A&B Computing
1st February 1985
Author: Jonathan Evans
Publisher: Mirrorsoft
Machine: BBC/Electron
Published in A&B Computing 2.03
Software for home users of micros falls into three main categories: games, educational software and business type programs (wordprocessors, database programs, etc). The last type are probably of use only to a minority of owners and generally require expensive peripherals such as disc drives and printers.
Computers, especially the BBC, may often be bought with educational applications for the children in mind, but one suspects that in many households they end up mainly as games machines.
Mirrorsoft, with their Home Discovery Series (available on tape at £9.95 and disc at £12.95), are trying to provide a different type of software: definitely not games, "serious" in terms of home use but not claiming to meet business standards (or prices).
The program reviewed here, Know Your Own Personality, certainly shows high standards of program and documentation design. It is a revival in electronic form of Professor Hans Eysenck's highly successful Penguin book of many years' standing. Eysenck, a prolific publishers of scientific papers and books, is probably one of the best known psychologists to the lay public due to his regular excursions into popular writing.
The program administers and scores three personality tests concerned with Extraversion/Introversion, Emotional Stability and Toughmindedness. Each test involves the user in providing yes, no or don't know answers to 210 questions. Owing to memory limitations each loads in three sections of 70 questions. Neat Mode 7 screens are used to present the questions, though the answers keyed in are not displayed and there is no chance to correct or edit them. This is probably a good thing, on balance, since the necessary procedures would make an already long test pretty tedious.
After completing a test the data is instantly analysed and displayed in terms of a number of personality "traits" related to the main dimension. For the extraversion test these include activity, sociability, risk-tasking and so on. Your results are shown graphically as deviations from the population average, with brief comments on each trait score if it deviates significantly from the average. There is an option to dump these displays to a printer, if you have one, and to save the data you have entered to tape/disc.
As a professional psychologist myself, I am probably not the best person to judge the comprehensibility of the documentation on personality testing by Eysenck and Glenn Wilson. However, it seemed well written to me and to strike a fair balance between the dangers of simplicity on the one hand and blinding with science on the other.
Of course few issues are uncontroversial in an academic psychology and there are certainly critics of the approach to personality taken by these authors. However, the user is warned in the program and documentation not to take the whole exercise too seriously.

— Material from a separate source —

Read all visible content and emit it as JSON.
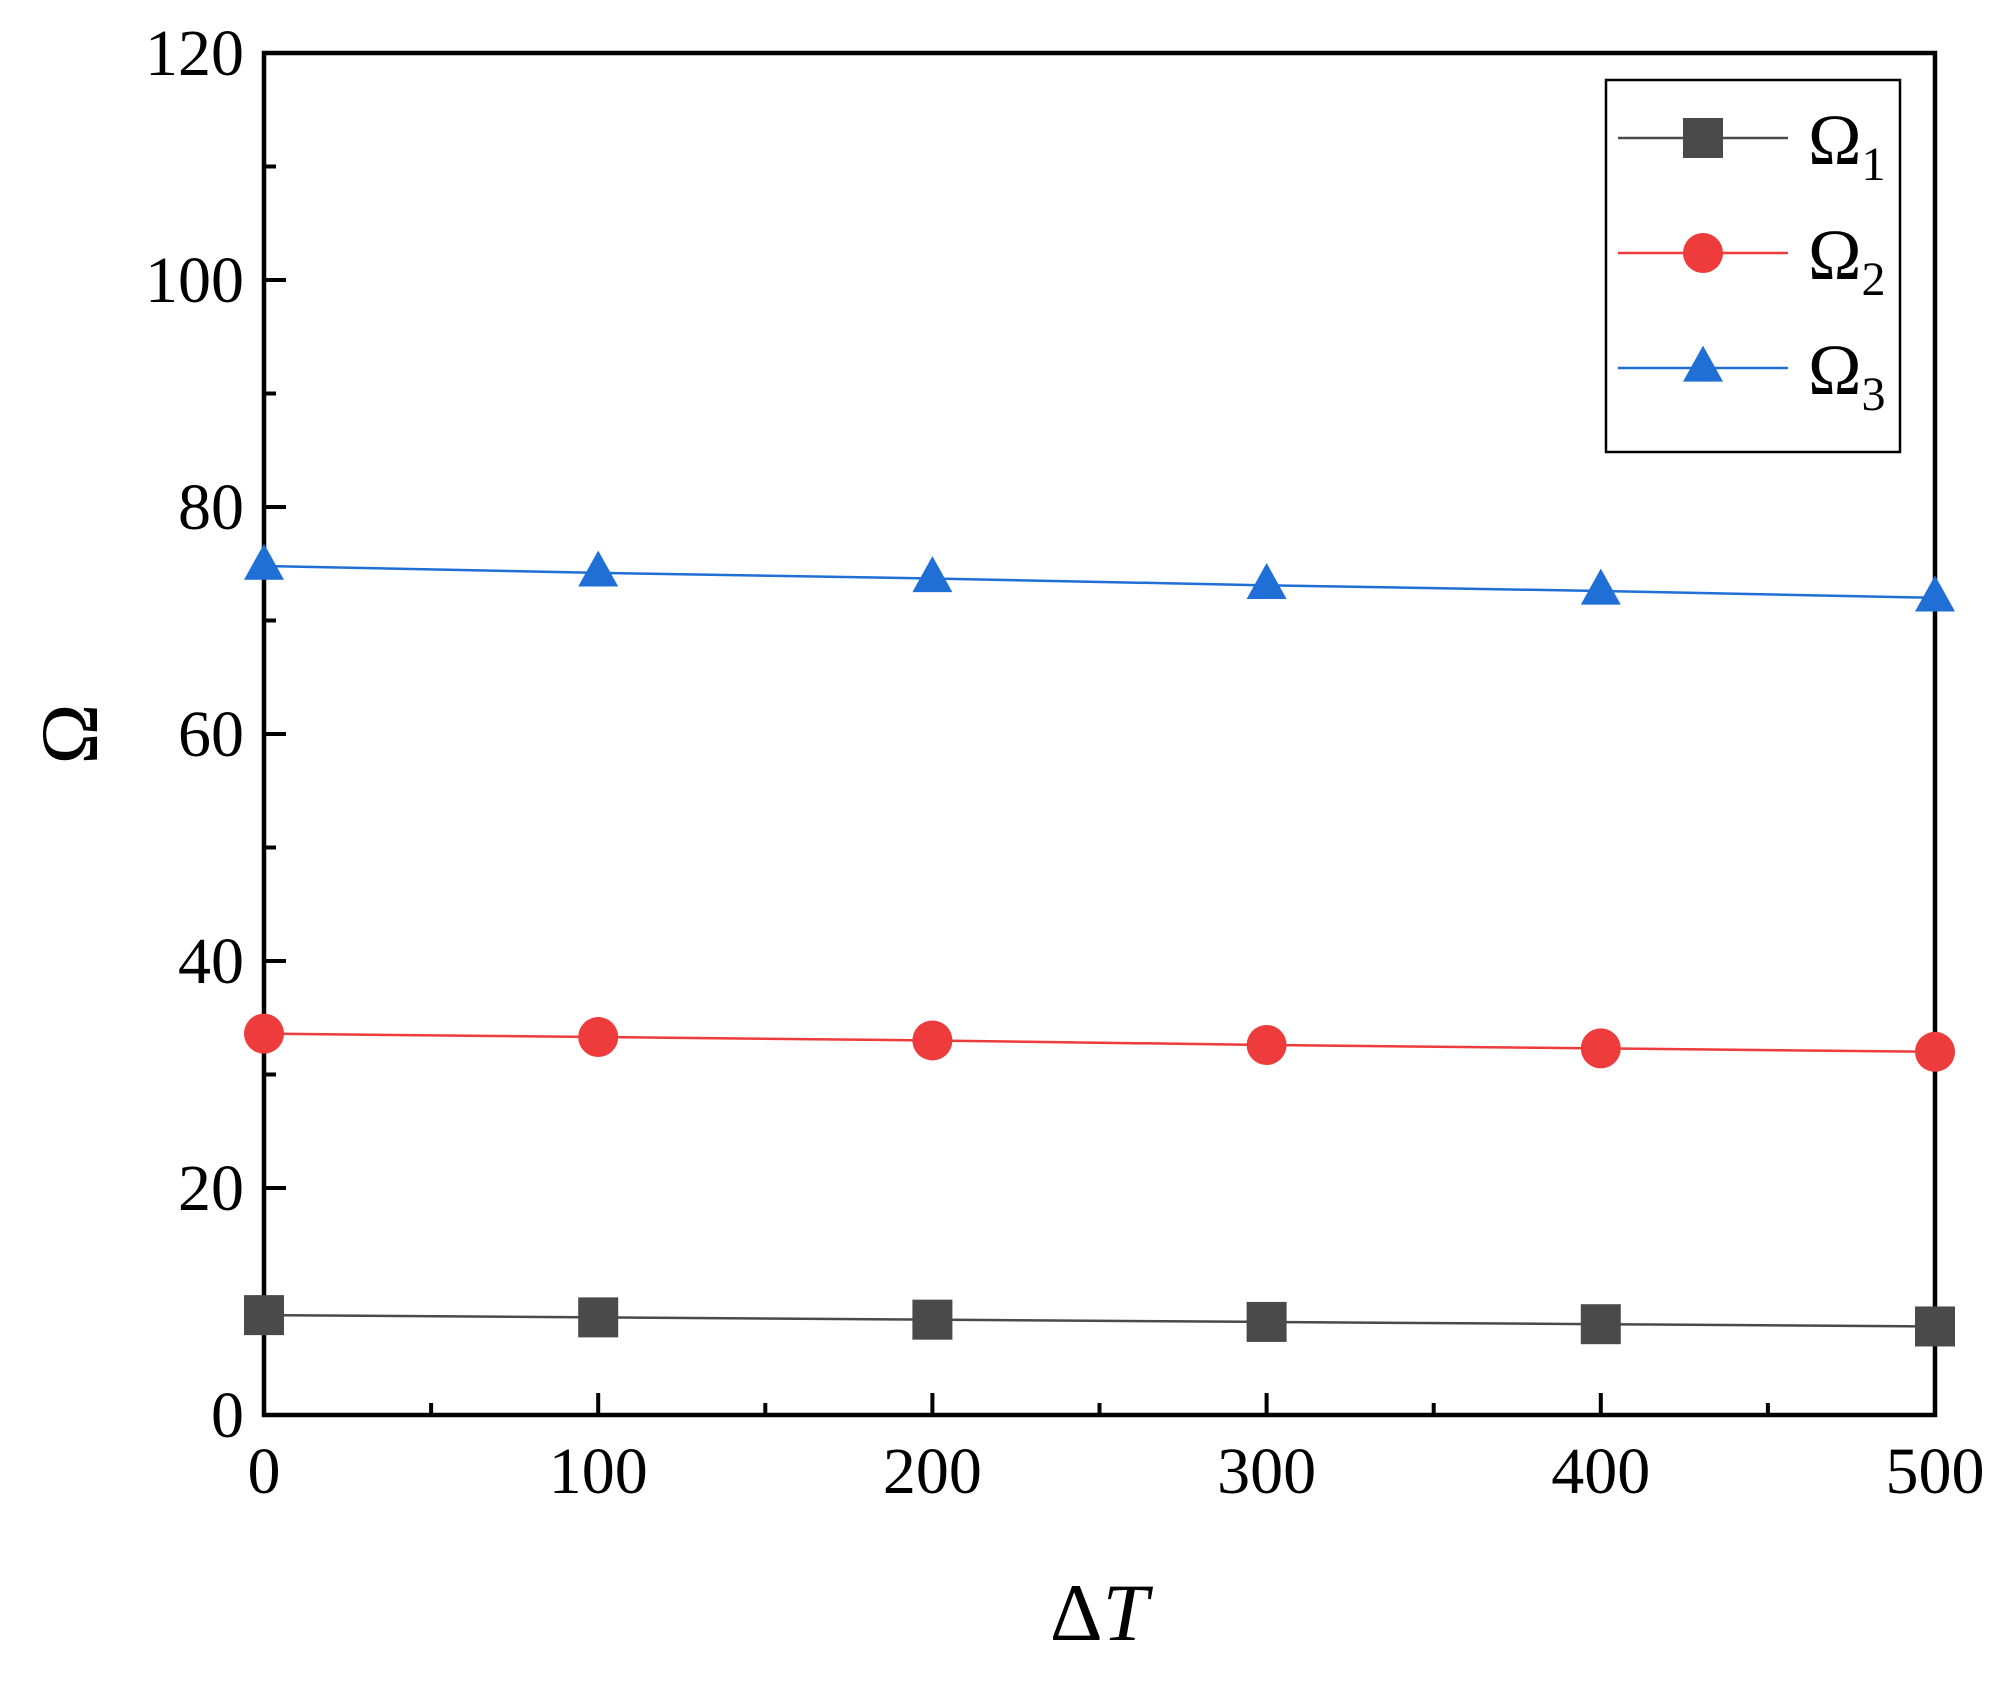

In taking the tests, the relevance of some items will appear obvious, but others much less so. The intuitive relevance or "face validity" of the items is actually not very important because of the way in which such tests are constructed.
The field of psychology concerned with mental testing, called psychometrics, has a long history and well established methodologies. The accuracy of such tests is divided between "reliability" which is the stability of the test, or the consistency with which individuals would receive similar scores if tested more than once, and "validity" which is the degree to which the test measures what it claims to measure.
Constructing reliable and valid questionnaires is a very time-consuming and expensive business, the details of which I do not have space to describe here. The only reason that the micro owner can receive this type of software so cheaply is that it is a "spin-off" from research already conducted for other purposes.
Psychometric tests which reliably discriminate abilities and personality traits between individuals have a number of serious applications, for example in selecting people for different occupations or choosing appropriate educational programmes or psychotherapies.
At present the advent of cheap microcomputers is causing a methodological revolution in psychometric testing. Automating questionnaires and revalidating them under computer-controlled presentation is receiving massive attention.
The classical dilemma has been that tests conducted by psychologists personally are more reliable but pencil and paper tests much cheaper and more convenient to administer. The use of micros seems to resolve the program since the technique can cheaply improve on the reliability of the former questionnaire methods.
Also the computer may take additional measurements, such as decision time, which would not have been possible previously in the absence of a professional tester. Many, however, feel that there is a disturbing implication in all this. If your child develops serious behavioural problems do you want him or her to be seen by the educational psychologist or referred to the school's computer?
Returning to the program, I suspect it may be popular owing to people's fascination with trying to understand themselves. There is, however, an intrinsic problem with this type of program. What do you do with it once you've done it once?
Some suggestions are made in the documentation, e.g. compare your personality with that of your boyfriend/girlfriend, spouse, etc. Try filling it in as if you were him or her and compare it with what they do themselves. What happens if you find out that you are hopelessly incompatible, I wonder?
Does this program perform the opposition function to Eysenck's The Dating Game and split couples asunder? Well, if you take the program that seriously there must be something strange about you to start with!